If you see glue sticks and glue bottles on your list, it is because different type of glue are better for different activities.  Glue sticks work best when you are gluing paper to paper and want it to dry quickly.  These are usually used in journals and composition books.  If you are gluing a heavy paper or another material, it won’t stay together using a glue stick.

 

Why do I need a specific folder color or type of folder? 

The teacher asks for a specific color usually so that your child can keep up with it and get to class with the correct supplies easily.  For instance, if your child has five different folders, it is easier for them to look for the red folder when going to math, the blue folder when going to reading, etc.  This is not something you will see often once your child gets older.  We are trying to train them to do this on their own in the lower grades. Our lives are so much easier when we can say to an entire class, “Don’t forget to get your red folder.”  You would think that a child could remember which one is their math folder, right?  Wrong.  Sometimes they are still struggling in May.   Is it the end of the world if you can’t find the right color?  Probably not, but it really helps if it is.

Plastic vs Paper

Yes, we know the paper folders are cheaper.  We also know your child is going to tear it in only a few weeks. A plastic folder will last at least half a year, sometimes longer with care.

Brads and Pockets

If your child’s teacher asks for these, please take the time to open the folder up and check it before you buy it. If the teacher asks for brads, it is because they need your child to put something there.  Same thing with pockets.  If you buy the wrong folder, the teacher ends up buying the right one so that your child can stay organized.
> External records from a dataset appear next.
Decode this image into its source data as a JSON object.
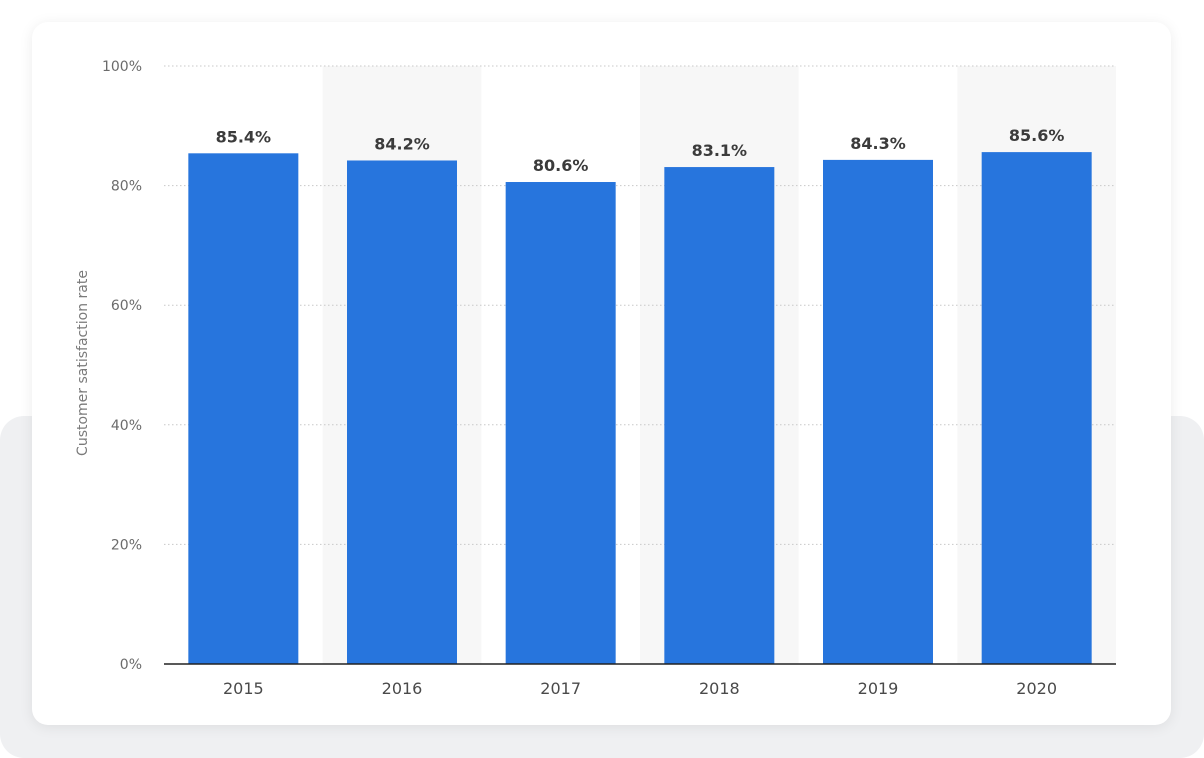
{
  "chart_data": {
    "type": "bar",
    "categories": [
      "2015",
      "2016",
      "2017",
      "2018",
      "2019",
      "2020"
    ],
    "values": [
      85.4,
      84.2,
      80.6,
      83.1,
      84.3,
      85.6
    ],
    "value_labels": [
      "85.4%",
      "84.2%",
      "80.6%",
      "83.1%",
      "84.3%",
      "85.6%"
    ],
    "title": "",
    "xlabel": "",
    "ylabel": "Customer satisfaction rate",
    "ylim": [
      0,
      100
    ],
    "yticks": [
      0,
      20,
      40,
      60,
      80,
      100
    ],
    "ytick_labels": [
      "0%",
      "20%",
      "40%",
      "60%",
      "80%",
      "100%"
    ],
    "grid": true,
    "colors": {
      "bar": "#2775dd",
      "band": "#f7f7f7",
      "grid": "#c8c8c8",
      "axis": "#222222"
    }
  }
}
Why am I buying household supplies? 

I know it may seem irritating to buy disinfectant wipes, plastic baggies, and paper bags. If you simply can’t afford to buy everything on the school supply list, this is the place to cut.  We need them, and we use them, but we would rather you buy the right pencils and folders.  Maybe even offer to send them later in the year when you have a little more cash.  We will run out and be so happy to see refills.

I think the disinfectant wipes don’t really need explanation, but I will add a quick line.  Your teacher wants to keep your child healthy.  Period. I guarantee you it is not to clean our bathrooms at home.

Plastic baggies are used for so many things it is hard to list them all:

Teeth ( So, so many teeth)

Cards (flashcards, cards to study for a test, games)

Broken jewelry and hair accessories ( This happens in my room at least once a week.  I’m serious.)

Science experiments

Organizing class supplies and materials

Class snacks

Paper bags are usually used to make little books, hands-on activities for journals, and party bags.

Why do I have to buy two sets of crayons, markers, map pencils, etc?

Remember that your teacher has already done the math about how much is needed each week.  This usually means that your child will use one set for the first half of the year and another set later on.  Parents sometimes assume that these extra sets are for students who don’t bring supplies.  This is seldom the case.  Even if your teacher has a supply sharing system set up where the supplies go in a common tub, the number of supplies is usually determined by how much the teacher estimates EACH individual child will need.  Those not purchased by the parents are purchased by us as the year progresses.

I am sure there are many other supplies on your child’s list this year that I didn’t explain.  Hopefully you now see that your teacher has a good reason for asking for it.  If you are not sure about why something is on the list, just ask.  Most likely, they will be happy to explain.

Most of us are parents too, so we totally understand how hard it is to scrounge enough cash to buy so much at one fell swoop.  If you are struggling with supplies, there is no shame in just sending what you can, when you can.  We have been there too, and we will love your little babies whether they have two packs of crayons or none.